— Je n’ai pas besoin de prothèses, dit-il. Plus maintenant. À présent que j’ai été reconstruit, comme vous-même, d’ailleurs.
Je reposai les mains contre ma poitrine. Le tissu de la chemise était grossier et rugueux sous ma paume, et mon sternum était dur, lui aussi. Tout semblait suffisamment solide. Et j’avais toujours l’impression d’être moi-même : je conservais une continuité de conscience, un fil mnémonique glorieux et unique qui, par-delà tout l’enchevêtrement des Histoires, me ramenait aux jours plus simples de mon enfance. Mais pouvais-je être le même homme ? J’avais été mis en pièces dans l’Histoire optimale puis reconstitué. Je me demandai ce qui restait en moi de cet Univers de lumière.
— Nebogipfel, vous vous rappelez pratiquement tout, après que nous eûmes franchi la Frontière au commencement du temps, le ciel flamboyant, et tout le reste ?
— Je me souviens de tout. Pas vous ?
Ses yeux étaient deux globes noirs.
— Je n’en suis pas sûr, dis-je. Tout cela semble à présent une sorte de rêve, surtout ici, sous cette froide pluie anglaise.

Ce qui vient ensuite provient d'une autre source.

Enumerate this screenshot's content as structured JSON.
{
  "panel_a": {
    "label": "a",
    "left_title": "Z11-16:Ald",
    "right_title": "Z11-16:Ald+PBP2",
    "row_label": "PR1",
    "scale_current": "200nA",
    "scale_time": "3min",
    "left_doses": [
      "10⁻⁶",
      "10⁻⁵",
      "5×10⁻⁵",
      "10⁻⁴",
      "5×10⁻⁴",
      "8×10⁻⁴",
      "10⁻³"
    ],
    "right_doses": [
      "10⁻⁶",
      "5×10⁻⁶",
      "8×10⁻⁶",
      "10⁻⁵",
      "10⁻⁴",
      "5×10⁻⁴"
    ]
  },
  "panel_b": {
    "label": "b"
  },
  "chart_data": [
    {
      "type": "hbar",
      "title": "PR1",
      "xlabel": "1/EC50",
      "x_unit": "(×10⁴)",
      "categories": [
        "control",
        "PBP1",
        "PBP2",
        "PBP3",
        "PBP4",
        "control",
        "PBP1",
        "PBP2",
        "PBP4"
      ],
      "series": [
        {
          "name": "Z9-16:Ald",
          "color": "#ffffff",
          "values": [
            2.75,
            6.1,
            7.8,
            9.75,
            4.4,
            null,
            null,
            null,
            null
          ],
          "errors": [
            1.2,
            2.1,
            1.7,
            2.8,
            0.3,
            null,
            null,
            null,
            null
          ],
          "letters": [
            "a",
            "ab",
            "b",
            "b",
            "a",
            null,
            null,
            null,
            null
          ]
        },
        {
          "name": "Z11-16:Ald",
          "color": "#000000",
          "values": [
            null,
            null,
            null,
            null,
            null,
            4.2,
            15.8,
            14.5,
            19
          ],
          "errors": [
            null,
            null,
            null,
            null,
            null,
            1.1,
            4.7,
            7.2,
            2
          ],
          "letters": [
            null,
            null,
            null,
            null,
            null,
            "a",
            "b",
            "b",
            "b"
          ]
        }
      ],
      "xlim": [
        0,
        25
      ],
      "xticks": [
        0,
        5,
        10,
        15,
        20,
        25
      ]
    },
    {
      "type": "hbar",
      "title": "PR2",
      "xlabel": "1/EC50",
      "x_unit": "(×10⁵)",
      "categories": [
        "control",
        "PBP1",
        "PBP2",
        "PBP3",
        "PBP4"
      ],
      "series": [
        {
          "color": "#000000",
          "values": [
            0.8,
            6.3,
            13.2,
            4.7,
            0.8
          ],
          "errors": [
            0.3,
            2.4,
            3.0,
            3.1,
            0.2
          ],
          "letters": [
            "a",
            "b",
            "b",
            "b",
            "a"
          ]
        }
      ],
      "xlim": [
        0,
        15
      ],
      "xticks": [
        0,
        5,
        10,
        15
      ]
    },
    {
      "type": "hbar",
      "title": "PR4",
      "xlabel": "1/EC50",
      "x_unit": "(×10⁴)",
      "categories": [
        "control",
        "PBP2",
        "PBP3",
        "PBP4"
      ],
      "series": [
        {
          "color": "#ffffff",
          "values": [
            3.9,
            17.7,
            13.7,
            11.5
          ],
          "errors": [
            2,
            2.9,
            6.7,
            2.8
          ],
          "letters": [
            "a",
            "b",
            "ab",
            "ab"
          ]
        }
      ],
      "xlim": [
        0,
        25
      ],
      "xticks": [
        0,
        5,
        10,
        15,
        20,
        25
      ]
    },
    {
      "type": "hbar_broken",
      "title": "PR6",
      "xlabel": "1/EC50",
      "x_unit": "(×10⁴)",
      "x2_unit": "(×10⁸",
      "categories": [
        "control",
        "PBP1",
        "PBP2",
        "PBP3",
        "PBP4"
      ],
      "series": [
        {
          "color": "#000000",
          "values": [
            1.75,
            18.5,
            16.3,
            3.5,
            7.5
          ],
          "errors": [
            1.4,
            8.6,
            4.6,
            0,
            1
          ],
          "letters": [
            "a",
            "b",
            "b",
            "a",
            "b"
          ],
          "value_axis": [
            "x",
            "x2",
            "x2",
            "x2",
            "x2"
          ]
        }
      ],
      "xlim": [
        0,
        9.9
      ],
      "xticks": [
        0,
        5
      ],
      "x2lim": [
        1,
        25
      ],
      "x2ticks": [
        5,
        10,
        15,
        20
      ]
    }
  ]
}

— Mais l’Histoire optimale est la réalité. Tout ceci, chuchota-t-il en désignant d’un geste vague l’innocent Richmond, ces Histoires partielles, suboptimales, c’est le rêve.
J’examinai de près le récipient contenant la plattnérite. C’était un vulgaire flacon à usage médical muni d’un bouchon de caoutchouc ; il va sans dire que j’ignorais totalement d’où il provenait ni comment il s’était retrouvé coincé dans les entretoises de mon véhicule.
— Eh bien, ceci est assez réel, dis-je en brandissant l’objet. C’est une solution vraiment très élégante, n’est-ce pas ? La boucle est bouclée, pour ainsi dire.
Je me dirigeai vers la porte d’entrée.
— Je crois que vous feriez mieux de vous mettre à couvert avant que je sonne.
Il recula dans l’ombre du porche et devint totalement invisible.
Je tirai la sonnette.
J’entendis une porte s’ouvrir à l’intérieur de la maison, un cri assourdi – « J’y vais ! » – puis un pas lourd et impatient dans l’escalier. Une clé cliqueta dans la serrure et la porte s’ouvrit en grinçant.
Une bougie crépitant dans un chandelier en cuivre fut brusquement pointée sur moi par l’embrasure ; le visage large et rond d’un jeune homme me regarda avec des yeux bouffis de sommeil. Il avait vingt-trois ou vingt-quatre ans et portait une robe de chambre usée jusqu’à la corde jetée par-dessus une chemise de nuit froissée ; ses cheveux brun foncé dépassaient des côtés de sa tête bizarrement volumineuse.
— Oui ? dit-il sèchement. Il est plus de trois heures du matin, au cas où vous ne le sauriez pas…
J’ignore ce que j’avais eu l’intention de dire, mais, mis au pied du mur, je fus incapable de prononcer un seul mot. Une fois de plus, j’éprouvai soudain un malaise insolite en me reconnaissant. Je ne crois pas qu’un homme de mon siècle eût jamais pu s’habituer à se rencontrer lui-même, quel que fût le nombre de fois où il l’eût fait. À présent, mes sentiments s’étaient alourdis d’une émotion supplémentaire, car ce n’était plus seulement une version rajeunie de moi-même que j’avais devant moi mais aussi un ancêtre direct de Moïse. Comme si je me retrouvais face à face avec un frère cadet que j’avais cru perdre.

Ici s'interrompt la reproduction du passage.